Kammerpräsidentin Franziska Scharpf bekam viel Zustimmung zu ihrer Rede. / © BAV
»Wer von Ihnen kämpft gerade für seine Apotheke, für seinen Arbeitsplatz und seine Patienten?«, fragte Franziska Scharpf, Präsidentin der Bayerischen Landesapothekerkammer (BLAK) und BAK-Vizepräsidentin, unter ohrenbetäubendem Protestrufen und Trillerpfeifenkonzert der Demonstrierenden. Jetzt gehe es um Existenz und Verantwortung.
Sie habe Angst, dass es die Apotheke und den Beruf irgendwann nicht mehr geben werde und die Menschen nicht mehr so versorgt werden, wie sie es verdient hätten. Apotheken seien für die Menschen die erste ratgebende Instanz und die letzte Instanz, bevor ein Arzneimittel angewendet wird. »Wir sind wie ein Airbag: unsichtbar, aber unverzichtbar!« Darauf könnten sich die Patienten bei den Apothekern und im Schulterschluss mit den ärztlichen Kollegen verlassen.
Der vorliegende Gesetzentwurf zum Apothekenversorgung-Weiterentwicklungsgesetz (ApoVWG) entscheide über die Zukunft, denn die Versorgung dürfe nicht in Richtung Kapitalstrukturen gesteuert werden.
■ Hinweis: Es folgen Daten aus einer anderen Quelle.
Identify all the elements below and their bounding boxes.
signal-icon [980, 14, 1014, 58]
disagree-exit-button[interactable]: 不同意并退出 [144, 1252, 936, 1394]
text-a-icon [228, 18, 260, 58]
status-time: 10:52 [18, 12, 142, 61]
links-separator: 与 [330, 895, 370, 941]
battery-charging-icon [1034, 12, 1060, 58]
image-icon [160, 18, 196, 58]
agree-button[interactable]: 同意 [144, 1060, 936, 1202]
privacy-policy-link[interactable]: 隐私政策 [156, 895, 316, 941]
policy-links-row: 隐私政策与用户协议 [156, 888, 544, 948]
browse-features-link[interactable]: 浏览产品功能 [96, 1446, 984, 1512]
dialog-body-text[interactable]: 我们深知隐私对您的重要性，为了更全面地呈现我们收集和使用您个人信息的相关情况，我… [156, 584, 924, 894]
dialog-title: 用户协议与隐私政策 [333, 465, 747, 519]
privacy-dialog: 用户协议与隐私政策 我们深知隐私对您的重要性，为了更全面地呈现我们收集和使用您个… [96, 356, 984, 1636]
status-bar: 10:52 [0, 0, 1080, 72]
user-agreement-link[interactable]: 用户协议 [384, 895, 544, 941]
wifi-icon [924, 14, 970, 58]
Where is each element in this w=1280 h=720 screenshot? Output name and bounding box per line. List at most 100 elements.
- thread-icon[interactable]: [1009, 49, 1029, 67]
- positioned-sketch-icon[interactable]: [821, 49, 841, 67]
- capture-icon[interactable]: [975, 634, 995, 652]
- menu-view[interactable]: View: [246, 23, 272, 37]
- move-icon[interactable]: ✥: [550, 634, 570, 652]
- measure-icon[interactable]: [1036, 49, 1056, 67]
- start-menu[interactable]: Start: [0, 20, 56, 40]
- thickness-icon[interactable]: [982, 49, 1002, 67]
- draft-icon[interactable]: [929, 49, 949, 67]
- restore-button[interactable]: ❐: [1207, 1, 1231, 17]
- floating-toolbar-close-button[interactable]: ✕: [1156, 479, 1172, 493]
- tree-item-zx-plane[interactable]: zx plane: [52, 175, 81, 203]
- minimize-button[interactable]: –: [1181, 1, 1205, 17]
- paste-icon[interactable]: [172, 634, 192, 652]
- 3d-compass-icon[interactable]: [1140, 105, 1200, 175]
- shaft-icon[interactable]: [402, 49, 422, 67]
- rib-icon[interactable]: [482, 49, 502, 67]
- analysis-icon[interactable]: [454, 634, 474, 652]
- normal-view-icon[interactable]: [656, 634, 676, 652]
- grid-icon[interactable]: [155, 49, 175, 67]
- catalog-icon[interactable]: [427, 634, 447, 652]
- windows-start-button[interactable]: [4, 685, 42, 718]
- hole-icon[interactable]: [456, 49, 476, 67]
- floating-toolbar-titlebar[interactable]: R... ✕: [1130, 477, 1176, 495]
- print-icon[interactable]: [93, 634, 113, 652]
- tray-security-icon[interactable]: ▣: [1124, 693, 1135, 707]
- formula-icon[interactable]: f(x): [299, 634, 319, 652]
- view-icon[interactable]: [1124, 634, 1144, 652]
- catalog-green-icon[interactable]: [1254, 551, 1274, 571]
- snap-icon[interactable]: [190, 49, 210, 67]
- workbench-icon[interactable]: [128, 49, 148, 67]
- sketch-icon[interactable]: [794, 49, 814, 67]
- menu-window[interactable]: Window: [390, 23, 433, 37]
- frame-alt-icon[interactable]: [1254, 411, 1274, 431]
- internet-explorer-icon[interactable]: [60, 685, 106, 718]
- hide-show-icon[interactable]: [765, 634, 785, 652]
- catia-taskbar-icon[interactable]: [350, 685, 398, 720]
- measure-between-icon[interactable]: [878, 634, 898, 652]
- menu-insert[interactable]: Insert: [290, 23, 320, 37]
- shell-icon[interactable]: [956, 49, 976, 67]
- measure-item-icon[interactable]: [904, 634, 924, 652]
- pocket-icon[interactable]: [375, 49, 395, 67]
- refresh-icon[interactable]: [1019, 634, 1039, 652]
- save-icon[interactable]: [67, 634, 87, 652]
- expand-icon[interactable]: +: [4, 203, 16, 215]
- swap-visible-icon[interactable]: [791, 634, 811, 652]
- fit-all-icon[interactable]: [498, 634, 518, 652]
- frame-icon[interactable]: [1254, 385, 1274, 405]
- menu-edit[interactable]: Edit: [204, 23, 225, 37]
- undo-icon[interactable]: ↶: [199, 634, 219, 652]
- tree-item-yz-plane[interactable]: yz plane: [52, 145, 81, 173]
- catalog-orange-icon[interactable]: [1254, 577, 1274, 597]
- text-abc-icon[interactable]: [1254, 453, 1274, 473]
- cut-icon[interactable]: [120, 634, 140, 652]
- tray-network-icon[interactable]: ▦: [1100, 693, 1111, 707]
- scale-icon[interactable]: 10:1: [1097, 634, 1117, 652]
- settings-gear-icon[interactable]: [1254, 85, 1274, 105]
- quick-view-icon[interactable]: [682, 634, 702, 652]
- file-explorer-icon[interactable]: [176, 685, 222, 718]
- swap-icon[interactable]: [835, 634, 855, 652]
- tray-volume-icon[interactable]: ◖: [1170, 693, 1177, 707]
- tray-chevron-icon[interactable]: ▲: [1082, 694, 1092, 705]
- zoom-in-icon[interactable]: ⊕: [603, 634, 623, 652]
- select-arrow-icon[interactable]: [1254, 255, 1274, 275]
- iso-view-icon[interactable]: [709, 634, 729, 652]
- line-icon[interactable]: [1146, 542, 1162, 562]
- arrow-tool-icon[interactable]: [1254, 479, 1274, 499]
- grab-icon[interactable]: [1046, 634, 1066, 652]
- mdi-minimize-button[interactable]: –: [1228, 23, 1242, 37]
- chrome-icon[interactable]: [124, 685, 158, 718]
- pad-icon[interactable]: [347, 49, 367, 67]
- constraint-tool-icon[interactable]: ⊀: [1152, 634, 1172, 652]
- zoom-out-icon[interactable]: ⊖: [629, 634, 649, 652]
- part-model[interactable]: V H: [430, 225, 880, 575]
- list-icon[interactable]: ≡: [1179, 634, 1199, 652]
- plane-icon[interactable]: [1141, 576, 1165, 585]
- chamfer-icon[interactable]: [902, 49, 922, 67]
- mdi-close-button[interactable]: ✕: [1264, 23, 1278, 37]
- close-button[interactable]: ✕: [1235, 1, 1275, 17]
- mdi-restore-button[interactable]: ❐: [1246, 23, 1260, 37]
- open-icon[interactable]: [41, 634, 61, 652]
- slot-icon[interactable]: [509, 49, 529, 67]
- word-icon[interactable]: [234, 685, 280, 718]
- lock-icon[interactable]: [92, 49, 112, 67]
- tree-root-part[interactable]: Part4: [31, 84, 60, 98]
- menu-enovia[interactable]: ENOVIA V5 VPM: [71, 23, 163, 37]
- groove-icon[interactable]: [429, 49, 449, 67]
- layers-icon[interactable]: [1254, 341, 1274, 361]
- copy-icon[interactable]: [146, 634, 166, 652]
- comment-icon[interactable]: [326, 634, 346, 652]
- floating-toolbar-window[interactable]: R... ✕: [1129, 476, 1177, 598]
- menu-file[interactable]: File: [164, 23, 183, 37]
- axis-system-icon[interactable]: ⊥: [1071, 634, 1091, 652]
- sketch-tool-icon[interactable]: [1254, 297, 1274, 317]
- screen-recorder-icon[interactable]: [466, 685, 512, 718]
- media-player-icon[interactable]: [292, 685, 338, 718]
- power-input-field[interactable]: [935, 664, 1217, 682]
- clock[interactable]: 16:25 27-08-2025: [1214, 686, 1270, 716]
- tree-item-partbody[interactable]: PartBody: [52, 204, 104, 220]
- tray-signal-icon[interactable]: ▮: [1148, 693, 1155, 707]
Scharpf würdigte aber auch die darin vorgesehenen Chancen für eine bessere Patientenversorgung. Die Zukunft in diese Richtung zu gestalten, gelinge nur mit starken öffentlichen Apotheken. »Ohne wirtschaftlich stabile Apotheken gibt es keine stabile Versorgung, keine Qualität, keine Weiterentwicklung. Wer verlässliche Versorgung will, muss diese wirtschaftlich ermöglichen. Uns gibt’s nicht zum Nulltarif!« Auch Hans-Peter Hubmann, Vorsitzender des Bayerischen Apothekerverbands (BAV) sowie des Deutschen Apothekerverbands (DAV), hatte zuvor eine sofortige Anpassung des Fixums gefordert.
Wütend sei sie – selbst PTA und Apothekerin – über die angedachte PTA-Vertretungsbefugnis, rief Scharpf. PTA dürften nicht zur Notlösung für wirtschaftlich-politische Versäumnisse der letzten Jahrzehnte werden. Diese Regelung könne schnell ein neuer Standard werden und untergrabe das Prinzip der Freiberuflichkeit.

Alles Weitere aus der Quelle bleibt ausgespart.